Bombeiros apagam as chamas de ônibus de passageiros que colidiu com caminhão na Argentina, deixando 17 mortos (Foto: Los Andes/Ap)Bombeiros apagam as chamas de ônibus de passageiros que colidiu com caminhão na Argentina na última sexta-feira (7), deixando 19 mortos (Foto: Los Andes/Ap)

Peritos trabalhavam neste domingo (10) na identificação das vítimas do acidente rodoviário ocorrido na última sexta-feira em Mendoza, Argentina, quando um caminhão brasileiro e um ônibus colidiram de frente, deixando 19 mortos, três deles alemães.

A maioria das vítimas morreu carbonizada, e vários corpos desmembrados foram encontrados. O Corpo Médico Forense de Mendoza realiza testes de DNA a partir de amostras de sangue de parentes das vítimas, mas estima-se que os resultados poderão demorar cinco dias.
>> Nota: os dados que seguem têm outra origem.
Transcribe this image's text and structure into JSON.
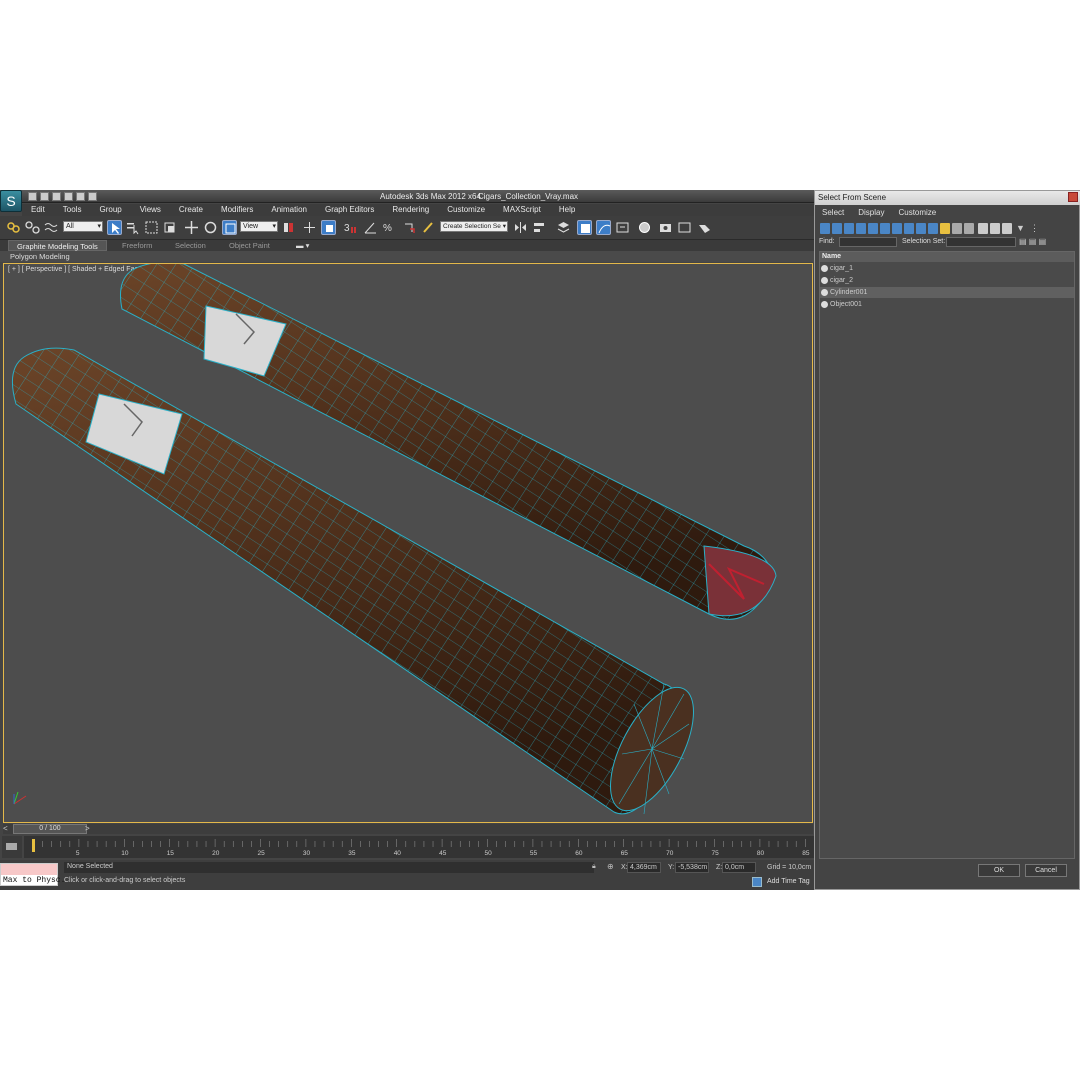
{
  "app": {
    "title": "Autodesk 3ds Max  2012 x64",
    "file": "Cigars_Collection_Vray.max",
    "logo_icon": "3ds-max-logo-icon"
  },
  "menu": [
    "Edit",
    "Tools",
    "Group",
    "Views",
    "Create",
    "Modifiers",
    "Animation",
    "Graph Editors",
    "Rendering",
    "Customize",
    "MAXScript",
    "Help"
  ],
  "toolbar": {
    "selection_filter": "All",
    "ref_coord": "View",
    "named_selection": "Create Selection Se"
  },
  "ribbon": {
    "tabs": [
      "Graphite Modeling Tools",
      "Freeform",
      "Selection",
      "Object Paint"
    ],
    "panel": "Polygon Modeling"
  },
  "viewport": {
    "label": "[ + ] [ Perspective ] [ Shaded + Edged Faces ]"
  },
  "timeslider": {
    "left": "<",
    "position": "0 / 100",
    "right": ">"
  },
  "trackbar": {
    "ticks": [
      "5",
      "10",
      "15",
      "20",
      "25",
      "30",
      "35",
      "40",
      "45",
      "50",
      "55",
      "60",
      "65",
      "70",
      "75",
      "80",
      "85"
    ]
  },
  "status": {
    "maxscript": "Max to Physc.",
    "selection": "None Selected",
    "prompt": "Click or click-and-drag to select objects",
    "x_label": "X:",
    "x_value": "4,369cm",
    "y_label": "Y:",
    "y_value": "-5,538cm",
    "z_label": "Z:",
    "z_value": "0,0cm",
    "grid": "Grid = 10,0cm",
    "add_time_tag": "Add Time Tag"
  },
  "dialog": {
    "title": "Select From Scene",
    "menu": [
      "Select",
      "Display",
      "Customize"
    ],
    "find_label": "Find:",
    "selection_set_label": "Selection Set:",
    "column": "Name",
    "items": [
      "cigar_1",
      "cigar_2",
      "Cylinder001",
      "Object001"
    ],
    "selected_index": 2,
    "ok": "OK",
    "cancel": "Cancel"
  }
}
O acidente aconteceu quando um ônibus de passageiros foi atingido de frente pelo caminhão, carregado de alho, que circulava na contramão por uma rodovia, em alta velocidade.

Poucos dados
Dezenove pessoas morreram e 14 ficaram feridas, segundo o ministro da Saúde de Mendoza, Matías Roby, embora a lista oficial da promotoria dê conta de 17 mortos. Segundo Roby, entre os mortos há três alemães, e um outro, em estado grave, está internado no Hospital Central de Mendoza.

Até o momento, foi identificado apenas o corpo de José Nievas, motorista do ônibus acidentado, da empresa Plusultra Mercosur, que havia partido de Córdoba com destino a Mendoza.
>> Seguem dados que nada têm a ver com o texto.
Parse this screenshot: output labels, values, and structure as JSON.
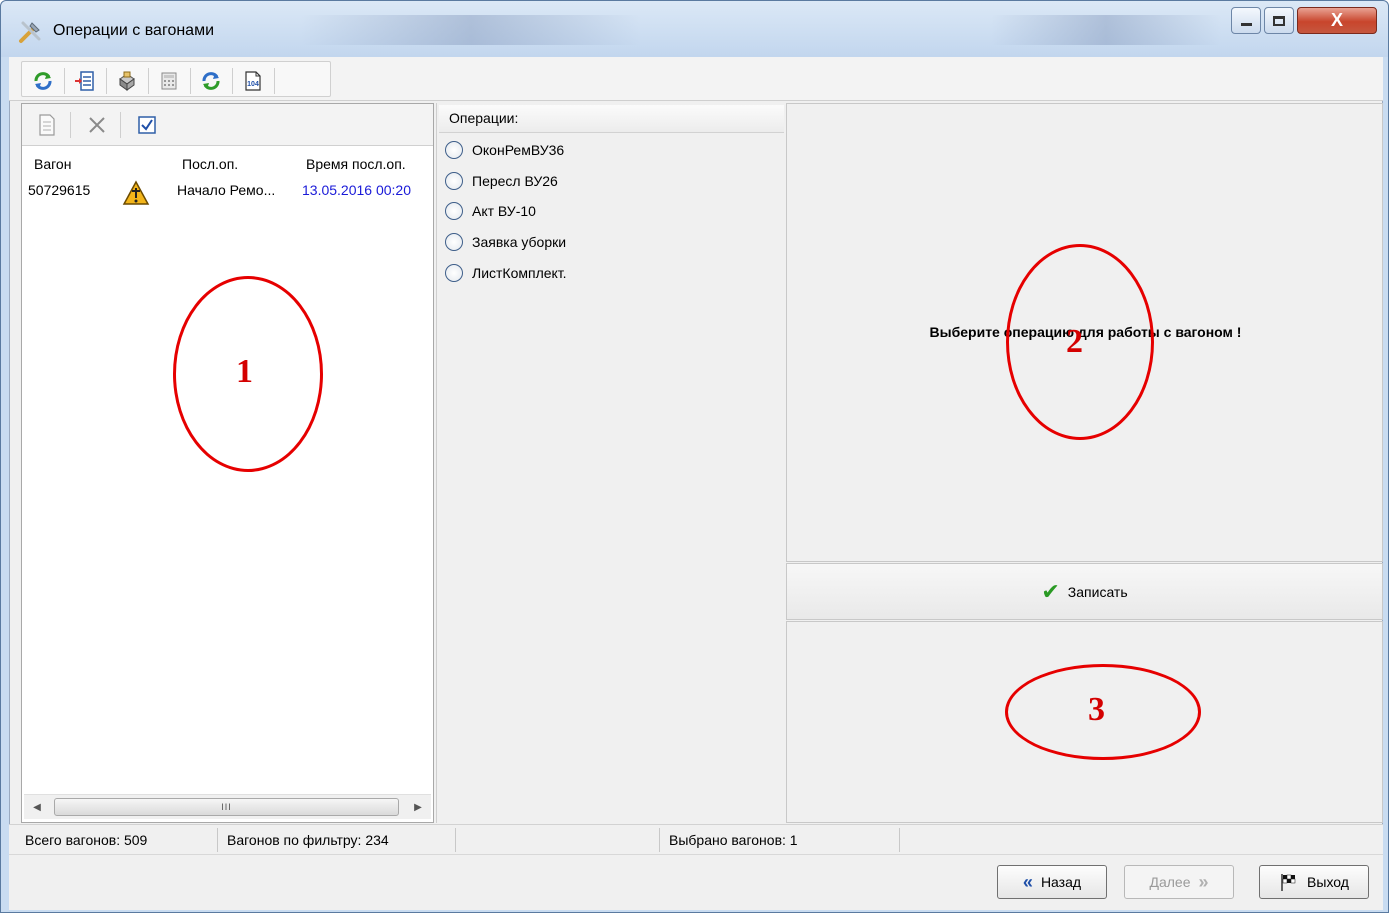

“Temos uma lista de 28 passageiros que viajavam no ônibus, mas assim como nove desceram em San Martín, outros desceram em La Paz, Villa Mercedes e San Luis, e algum passageiro pode ter embarcado em uma parada intermediária, sem estar registrado”, explicou o delegado Juan Carlos Caleri, diretor geral da polícia de Mendoza. “O choque nos arrancou do assento”, disse.

Quando ocorreu o choque frontal com o ônibus, o caminhão, de placa brasileira, era seguido pela polícia, que tentava pará-lo, após ser alertada por outros motoristas. Com o impacto, os dois veículos se incendiaram, e os sobreviventes escaparam pelas janelas.

“Conversava com minha mulher, o choque nos arrancou do assento e a fumaça tomou conta. Quebramos o vidro e nos jogamos”, contou Edgardo Silva, que viajava no último assento do ônibus, de dois andares.

A promotoria confirmou que o caminhão havia fugido de um controle alfandegário antes do acidente. O serviço de emergência 911 recebeu alertas sobre a suposta embriaguez do motorista, após um incidente com um motorista antes de o caminhão acessar a rodovia em que ocorreu a tragédia.

O promotor Martín Scattareggi disse que o estado do corpo do caminhoneiro impede a perícia necessária para determinar se o mesmo estava embriagado.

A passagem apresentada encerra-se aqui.